Vertió una cucharada del polvo verde en un tazón decorado con símbolos de serpientes y montañas, que hablaban tanto a los Miuscas como a él. Luego, tomó agua de las lagunas del Teusaká, calentada sobre el fuego, y la vertió lentamente sobre el polvo. Con un batidor de chusque que había creado con sus propias manos, comenzó a girar rápidamente, formando una espuma ligera y brillante.

“La espuma,” explicó, “es la sonrisa del Miusca.

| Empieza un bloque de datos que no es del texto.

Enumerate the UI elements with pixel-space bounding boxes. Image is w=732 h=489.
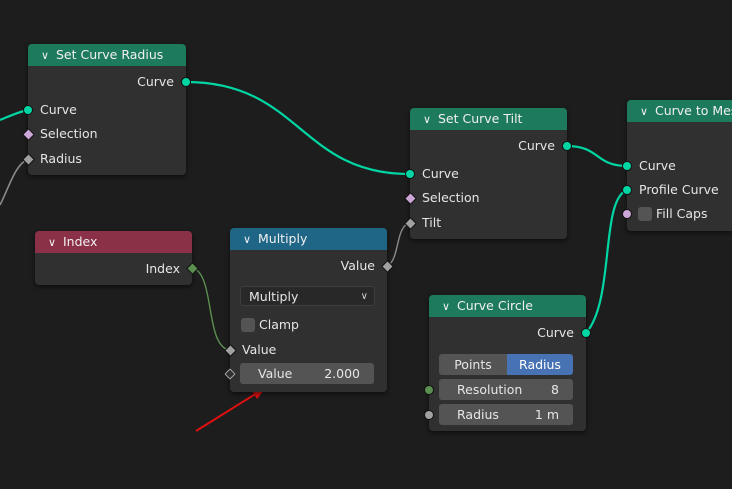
- node-header[interactable]: ∨ Set Curve Tilt: [410, 108, 567, 130]
- node-header[interactable]: ∨ Curve to Mesh: [627, 100, 732, 122]
- mode-points-button[interactable]: Points: [439, 354, 507, 375]
- node-title: Multiply: [258, 231, 308, 246]
- link-incoming-radius: [0, 158, 29, 206]
- link-circle-to-profile: [585, 188, 628, 334]
- fill-caps-label: Fill Caps: [656, 206, 708, 221]
- socket-input-curve[interactable]: [622, 161, 632, 171]
- input-tilt-label: Tilt: [422, 215, 442, 230]
- node-set-curve-radius[interactable]: ∨ Set Curve Radius Curve Curve Selection …: [28, 44, 186, 175]
- socket-input-profile-curve[interactable]: [622, 185, 632, 195]
- chevron-down-icon[interactable]: ∨: [45, 232, 59, 253]
- socket-input-radius[interactable]: [424, 410, 434, 420]
- operation-dropdown[interactable]: Multiply ∨: [240, 286, 375, 306]
- node-header[interactable]: ∨ Curve Circle: [429, 295, 586, 317]
- radius-field[interactable]: Radius 1 m: [439, 404, 573, 425]
- input-curve-label: Curve: [639, 158, 676, 173]
- resolution-value: 8: [551, 382, 559, 397]
- input-profile-curve-label: Profile Curve: [639, 182, 719, 197]
- link-tilt-to-mesh: [566, 144, 628, 168]
- node-curve-circle[interactable]: ∨ Curve Circle Curve Points Radius Resolu…: [429, 295, 586, 431]
- output-curve-label: Curve: [518, 138, 555, 153]
- fill-caps-checkbox[interactable]: [638, 207, 652, 221]
- resolution-field[interactable]: Resolution 8: [439, 379, 573, 400]
- node-set-curve-tilt[interactable]: ∨ Set Curve Tilt Curve Curve Selection Ti…: [410, 108, 567, 239]
- chevron-down-icon[interactable]: ∨: [439, 296, 453, 317]
- input-curve-label: Curve: [40, 102, 77, 117]
- socket-input-curve[interactable]: [23, 105, 33, 115]
- input-selection-label: Selection: [422, 190, 480, 205]
- link-index-to-multiply: [192, 267, 230, 351]
- clamp-label: Clamp: [259, 317, 299, 332]
- input-selection-label: Selection: [40, 126, 98, 141]
- node-index[interactable]: ∨ Index Index: [35, 231, 192, 285]
- chevron-down-icon[interactable]: ∨: [38, 45, 52, 66]
- node-title: Curve Circle: [457, 298, 533, 313]
- node-multiply[interactable]: ∨ Multiply Value Multiply ∨ Clamp Value V…: [230, 228, 387, 392]
- socket-input-curve[interactable]: [405, 169, 415, 179]
- socket-input-fill-caps[interactable]: [622, 209, 632, 219]
- node-title: Curve to Mesh: [655, 103, 732, 118]
- annotation-arrow: [195, 392, 258, 432]
- input-curve-label: Curve: [422, 166, 459, 181]
- output-curve-label: Curve: [137, 74, 174, 89]
- node-header[interactable]: ∨ Index: [35, 231, 192, 253]
- node-title: Index: [63, 234, 98, 249]
- link-multiply-to-tilt: [386, 222, 410, 267]
- clamp-checkbox[interactable]: [241, 318, 255, 332]
- input-value-label: Value: [242, 342, 277, 357]
- resolution-label: Resolution: [457, 382, 523, 397]
- node-header[interactable]: ∨ Multiply: [230, 228, 387, 250]
- node-header[interactable]: ∨ Set Curve Radius: [28, 44, 186, 66]
- radius-label: Radius: [457, 407, 499, 422]
- output-value-label: Value: [340, 258, 375, 273]
- node-title: Set Curve Radius: [56, 47, 164, 62]
- chevron-down-icon[interactable]: ∨: [420, 109, 434, 130]
- radius-value: 1 m: [534, 407, 559, 422]
- value-field[interactable]: Value 2.000: [240, 363, 374, 384]
- value-field-value: 2.000: [324, 366, 360, 381]
- value-field-label: Value: [258, 366, 293, 381]
- input-radius-label: Radius: [40, 151, 82, 166]
- operation-value: Multiply: [249, 289, 299, 304]
- socket-input-resolution[interactable]: [424, 385, 434, 395]
- chevron-down-icon: ∨: [360, 291, 368, 302]
- socket-output-curve[interactable]: [562, 141, 572, 151]
- node-curve-to-mesh[interactable]: ∨ Curve to Mesh Curve Profile Curve Fill …: [627, 100, 732, 231]
- link-radius-to-tilt: [185, 80, 410, 176]
- socket-output-curve[interactable]: [181, 77, 191, 87]
- socket-output-curve[interactable]: [581, 328, 591, 338]
- output-index-label: Index: [145, 261, 180, 276]
- output-curve-label: Curve: [537, 325, 574, 340]
- node-title: Set Curve Tilt: [438, 111, 523, 126]
- mode-radius-button[interactable]: Radius: [507, 354, 573, 375]
- chevron-down-icon[interactable]: ∨: [240, 229, 254, 250]
- chevron-down-icon[interactable]: ∨: [637, 101, 651, 122]
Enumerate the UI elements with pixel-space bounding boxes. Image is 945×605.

Es el aire que se une al agua, el equilibrio entre lo que fluye y lo que respira.”


Los Miuscas probaron el té con cautela al principio, pero pronto comenzaron a sonreír. En su sabor sencillo y cargado de ternura, sintieron algo profundo: un vínculo que los conectaba con el agua que nacía en su tierra. Era como si en cada sorbo pudieran escuchar el murmullo de Chicui. Desde ese día, el ritual del Té Miusca se integró al legado de Sadigua. Los Miuscas lo adoptaron como una forma de honrar el agua y la tierra, incorporando sus propios símbolos y significados al proceso. En cada preparación, recordaban la lección de Sadigua: que el agua no era solo un recurso, sino un espíritu que debía respetarse y escucharse.


“El Té Miusca,” decía , “nos enseña a escuchar el agua. Ella habla en cada hoja, en cada gota, en cada nube que cruza el cielo.”